The plans for Dunfanaghy Youths' new development
Dunfanaghy Youths have been granted for planning permission for a new pitch, which was previously subject to an objection by former Republic of Ireland manager Martin O”Neill.
Fears over the future of the club, which caters for around 150 players, have been allayed after Donegal County Council granted permission for the development at Lurgabrack, Dunfanaghy which is subject to 12 conditions.
Dunfanaghy Youths have been given permission for the construction of a new playing pitch, a new training pitch, a new clubhouse to incorporate changing rooms and ablution facilities and an equipment storage shed.
The development includes all associated site works and the installation of a waste water treatment system.
“This is fantastic news for the local community and is the result of a lot of hard work and effort by everyone involved with the club,” a spokesperson for Dunfanaghy Youths said.
“Right from the very beginning of the application, Kenneth & Seamus from M Friel Architects have been there and we appreciate the time and effort that they have put into this process.
“A special word of mention must go to the players, their parents, guardians and the coaches. For three years the club has competed in the league and cups with no home pitch.”
Dunfanaghy Youths have been homeless since the summer of 2019 when they were served with a notice to quit the pitch at Kill, Dunfanaghy they had been playing on for over 25 years.
Dunfanaghy Youths won the John Gorey Curran Cup in May 2018 and in December 2018, when they were operating without a home pitch, won the Donegal Youth League.

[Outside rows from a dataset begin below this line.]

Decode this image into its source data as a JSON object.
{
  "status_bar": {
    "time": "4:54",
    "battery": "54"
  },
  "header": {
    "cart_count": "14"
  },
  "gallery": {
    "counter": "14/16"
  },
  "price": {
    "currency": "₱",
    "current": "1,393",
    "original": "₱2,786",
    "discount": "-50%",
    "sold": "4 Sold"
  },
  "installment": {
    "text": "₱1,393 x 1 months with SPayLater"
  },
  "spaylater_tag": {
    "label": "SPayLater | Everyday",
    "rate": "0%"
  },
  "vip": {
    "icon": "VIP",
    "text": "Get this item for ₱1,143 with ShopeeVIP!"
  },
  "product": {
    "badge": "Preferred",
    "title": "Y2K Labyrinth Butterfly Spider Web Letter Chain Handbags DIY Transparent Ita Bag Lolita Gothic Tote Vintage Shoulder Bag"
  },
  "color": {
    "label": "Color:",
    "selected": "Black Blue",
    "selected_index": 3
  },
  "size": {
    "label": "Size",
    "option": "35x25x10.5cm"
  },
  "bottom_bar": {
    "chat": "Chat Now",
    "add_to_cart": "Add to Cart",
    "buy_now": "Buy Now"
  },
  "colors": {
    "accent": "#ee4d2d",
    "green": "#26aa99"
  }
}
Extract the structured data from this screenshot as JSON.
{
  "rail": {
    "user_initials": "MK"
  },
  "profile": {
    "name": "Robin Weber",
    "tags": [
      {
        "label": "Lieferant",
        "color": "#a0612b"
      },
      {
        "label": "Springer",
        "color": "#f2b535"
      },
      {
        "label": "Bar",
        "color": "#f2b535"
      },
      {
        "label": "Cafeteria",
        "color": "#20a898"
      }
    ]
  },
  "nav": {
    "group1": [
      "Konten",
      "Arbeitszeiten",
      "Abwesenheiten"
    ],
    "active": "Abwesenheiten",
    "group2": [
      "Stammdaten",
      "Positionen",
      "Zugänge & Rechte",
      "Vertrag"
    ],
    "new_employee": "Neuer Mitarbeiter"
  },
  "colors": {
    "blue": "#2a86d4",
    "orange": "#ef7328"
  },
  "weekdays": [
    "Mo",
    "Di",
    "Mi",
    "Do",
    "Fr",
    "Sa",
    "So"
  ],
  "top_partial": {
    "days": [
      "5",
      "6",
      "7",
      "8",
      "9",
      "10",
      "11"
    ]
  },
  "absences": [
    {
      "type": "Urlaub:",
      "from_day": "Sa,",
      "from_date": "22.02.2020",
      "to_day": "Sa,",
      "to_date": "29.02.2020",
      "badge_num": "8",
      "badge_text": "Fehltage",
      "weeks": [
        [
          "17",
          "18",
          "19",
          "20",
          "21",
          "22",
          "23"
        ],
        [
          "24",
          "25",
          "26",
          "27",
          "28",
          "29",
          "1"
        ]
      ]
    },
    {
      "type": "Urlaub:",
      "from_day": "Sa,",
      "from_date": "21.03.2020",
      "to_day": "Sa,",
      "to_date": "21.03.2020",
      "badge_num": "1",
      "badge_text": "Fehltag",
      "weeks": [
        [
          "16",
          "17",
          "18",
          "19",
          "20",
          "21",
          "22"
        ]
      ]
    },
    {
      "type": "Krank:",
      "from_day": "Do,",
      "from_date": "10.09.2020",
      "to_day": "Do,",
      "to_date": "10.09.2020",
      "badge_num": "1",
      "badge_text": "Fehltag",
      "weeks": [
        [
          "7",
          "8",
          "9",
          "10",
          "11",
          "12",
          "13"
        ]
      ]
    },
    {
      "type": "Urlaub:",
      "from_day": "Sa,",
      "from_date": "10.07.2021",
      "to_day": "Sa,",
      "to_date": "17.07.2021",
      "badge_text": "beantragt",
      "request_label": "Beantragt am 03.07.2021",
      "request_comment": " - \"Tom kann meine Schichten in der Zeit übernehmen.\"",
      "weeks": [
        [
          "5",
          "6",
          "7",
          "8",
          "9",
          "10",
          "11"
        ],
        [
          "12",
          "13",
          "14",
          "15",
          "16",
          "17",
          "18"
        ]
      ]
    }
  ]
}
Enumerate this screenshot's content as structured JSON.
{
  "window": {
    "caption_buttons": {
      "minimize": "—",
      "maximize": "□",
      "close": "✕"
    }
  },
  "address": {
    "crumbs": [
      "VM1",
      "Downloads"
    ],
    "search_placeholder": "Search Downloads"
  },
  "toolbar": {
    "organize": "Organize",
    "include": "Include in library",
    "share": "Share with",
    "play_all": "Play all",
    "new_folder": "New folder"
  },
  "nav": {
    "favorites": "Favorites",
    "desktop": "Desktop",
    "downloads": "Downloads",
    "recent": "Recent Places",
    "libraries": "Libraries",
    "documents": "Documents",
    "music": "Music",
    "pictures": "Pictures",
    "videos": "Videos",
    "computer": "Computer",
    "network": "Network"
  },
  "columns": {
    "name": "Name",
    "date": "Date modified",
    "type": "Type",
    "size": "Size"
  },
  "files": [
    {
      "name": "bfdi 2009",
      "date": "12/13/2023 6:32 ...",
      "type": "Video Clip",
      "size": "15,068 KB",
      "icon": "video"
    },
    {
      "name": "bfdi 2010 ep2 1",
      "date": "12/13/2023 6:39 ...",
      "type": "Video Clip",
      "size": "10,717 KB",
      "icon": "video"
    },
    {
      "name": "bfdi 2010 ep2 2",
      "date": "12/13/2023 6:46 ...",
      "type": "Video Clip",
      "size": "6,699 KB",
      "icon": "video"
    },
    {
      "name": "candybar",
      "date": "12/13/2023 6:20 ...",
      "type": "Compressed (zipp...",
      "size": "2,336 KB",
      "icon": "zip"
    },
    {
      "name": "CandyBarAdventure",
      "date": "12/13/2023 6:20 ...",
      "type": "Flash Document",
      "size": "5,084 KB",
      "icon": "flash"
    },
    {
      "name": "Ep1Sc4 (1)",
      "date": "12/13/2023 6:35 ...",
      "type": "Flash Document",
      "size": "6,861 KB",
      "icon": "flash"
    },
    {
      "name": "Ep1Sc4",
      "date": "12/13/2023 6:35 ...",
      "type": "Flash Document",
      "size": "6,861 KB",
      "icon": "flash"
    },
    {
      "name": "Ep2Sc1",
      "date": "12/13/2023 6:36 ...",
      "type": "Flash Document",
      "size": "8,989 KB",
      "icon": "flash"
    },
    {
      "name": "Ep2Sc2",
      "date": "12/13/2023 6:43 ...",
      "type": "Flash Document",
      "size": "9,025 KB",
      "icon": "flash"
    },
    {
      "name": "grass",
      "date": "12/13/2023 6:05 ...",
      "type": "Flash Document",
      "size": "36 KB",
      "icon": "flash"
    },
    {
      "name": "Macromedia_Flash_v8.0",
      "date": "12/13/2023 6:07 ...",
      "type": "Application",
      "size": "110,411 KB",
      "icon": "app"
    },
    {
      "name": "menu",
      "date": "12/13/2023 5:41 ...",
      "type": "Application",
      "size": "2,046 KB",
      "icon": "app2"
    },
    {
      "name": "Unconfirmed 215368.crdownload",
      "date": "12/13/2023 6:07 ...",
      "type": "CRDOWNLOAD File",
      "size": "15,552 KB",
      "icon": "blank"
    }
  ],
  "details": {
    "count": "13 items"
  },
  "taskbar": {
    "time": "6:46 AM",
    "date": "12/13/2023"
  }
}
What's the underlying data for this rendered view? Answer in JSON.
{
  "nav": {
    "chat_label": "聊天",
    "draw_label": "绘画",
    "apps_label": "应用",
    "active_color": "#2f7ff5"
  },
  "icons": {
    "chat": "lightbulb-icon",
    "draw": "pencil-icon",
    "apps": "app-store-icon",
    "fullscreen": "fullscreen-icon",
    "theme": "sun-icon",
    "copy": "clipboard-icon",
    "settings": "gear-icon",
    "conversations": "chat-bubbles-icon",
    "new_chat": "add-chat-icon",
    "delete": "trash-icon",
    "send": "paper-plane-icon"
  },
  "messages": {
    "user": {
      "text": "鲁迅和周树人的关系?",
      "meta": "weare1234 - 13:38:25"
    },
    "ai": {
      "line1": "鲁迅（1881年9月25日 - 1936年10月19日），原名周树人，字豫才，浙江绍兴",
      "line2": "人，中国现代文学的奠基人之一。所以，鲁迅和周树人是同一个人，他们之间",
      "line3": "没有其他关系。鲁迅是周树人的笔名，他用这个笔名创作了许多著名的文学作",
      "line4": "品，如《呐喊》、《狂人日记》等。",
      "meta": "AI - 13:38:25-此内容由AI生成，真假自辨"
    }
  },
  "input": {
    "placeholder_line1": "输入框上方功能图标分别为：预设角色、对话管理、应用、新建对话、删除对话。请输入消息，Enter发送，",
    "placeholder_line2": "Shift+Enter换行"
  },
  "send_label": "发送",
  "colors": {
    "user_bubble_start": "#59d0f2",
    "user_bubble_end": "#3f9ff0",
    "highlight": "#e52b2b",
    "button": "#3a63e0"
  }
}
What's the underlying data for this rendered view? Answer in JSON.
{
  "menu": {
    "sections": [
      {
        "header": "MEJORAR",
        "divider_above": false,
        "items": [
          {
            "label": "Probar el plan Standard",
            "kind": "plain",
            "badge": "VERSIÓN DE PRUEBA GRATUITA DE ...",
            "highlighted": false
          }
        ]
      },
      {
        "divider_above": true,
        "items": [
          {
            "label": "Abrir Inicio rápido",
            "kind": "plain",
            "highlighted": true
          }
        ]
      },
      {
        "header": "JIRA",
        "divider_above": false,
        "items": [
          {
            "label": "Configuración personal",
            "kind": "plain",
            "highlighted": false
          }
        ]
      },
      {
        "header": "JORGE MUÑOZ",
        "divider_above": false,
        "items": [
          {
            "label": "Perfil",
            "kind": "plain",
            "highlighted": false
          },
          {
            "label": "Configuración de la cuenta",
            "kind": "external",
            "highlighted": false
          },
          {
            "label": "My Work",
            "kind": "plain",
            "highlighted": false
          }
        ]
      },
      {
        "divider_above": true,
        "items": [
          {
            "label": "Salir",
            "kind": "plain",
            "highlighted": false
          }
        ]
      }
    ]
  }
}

Due to the lack of a home pitch they were, under the competition rules, unable to defend the cup win in 2019.
In March 2020, planning permission was sought for the development and O’Neill was one of those to lodge an objection.
O’Neill lives in London, but owns Horn Head House, a derelict 18th century country house, in the area. The house has been unoccupied since the 1930s.
Horn Head is an area of on the Wild Atlantic Way - a tourism trail around the Irish coast - and is a popular destination for tourists.
The Horn Head cliffs rise to around 600ft and look across Sheephaven Bay. Two lookout tours, one from World War II and the other dating to Napoleonic times, give stunning views of the Atlantic Ocean and Tory Island.
O’Neill signed a written submission to Donegal County Council in which he highlighted a number of concerns.
In a seven-page document, he outlined his views under a number of headings including: environmental concerns; contravention of development plan guidance; the site’s planning history; traffic and pedestrian access; and changing the character of Horn Head.
Last summer, a decision was deferred as the local authority sought additional information regarding the development.
A planning submission, containing over 120 signatures, was lodged with the Council in support of the plans while an online petition gathered over 1,100 names.
In recent times, Dunfanaghy Youths have been using the pitch at PCC Falcarragh. The community pitch in nearby Creeslough has also been used small-sided games and training. These arrangements, however, did not have long-term viability for the club.
With planning permission now secured, Dunfanghy Youths can begin to look into the future again.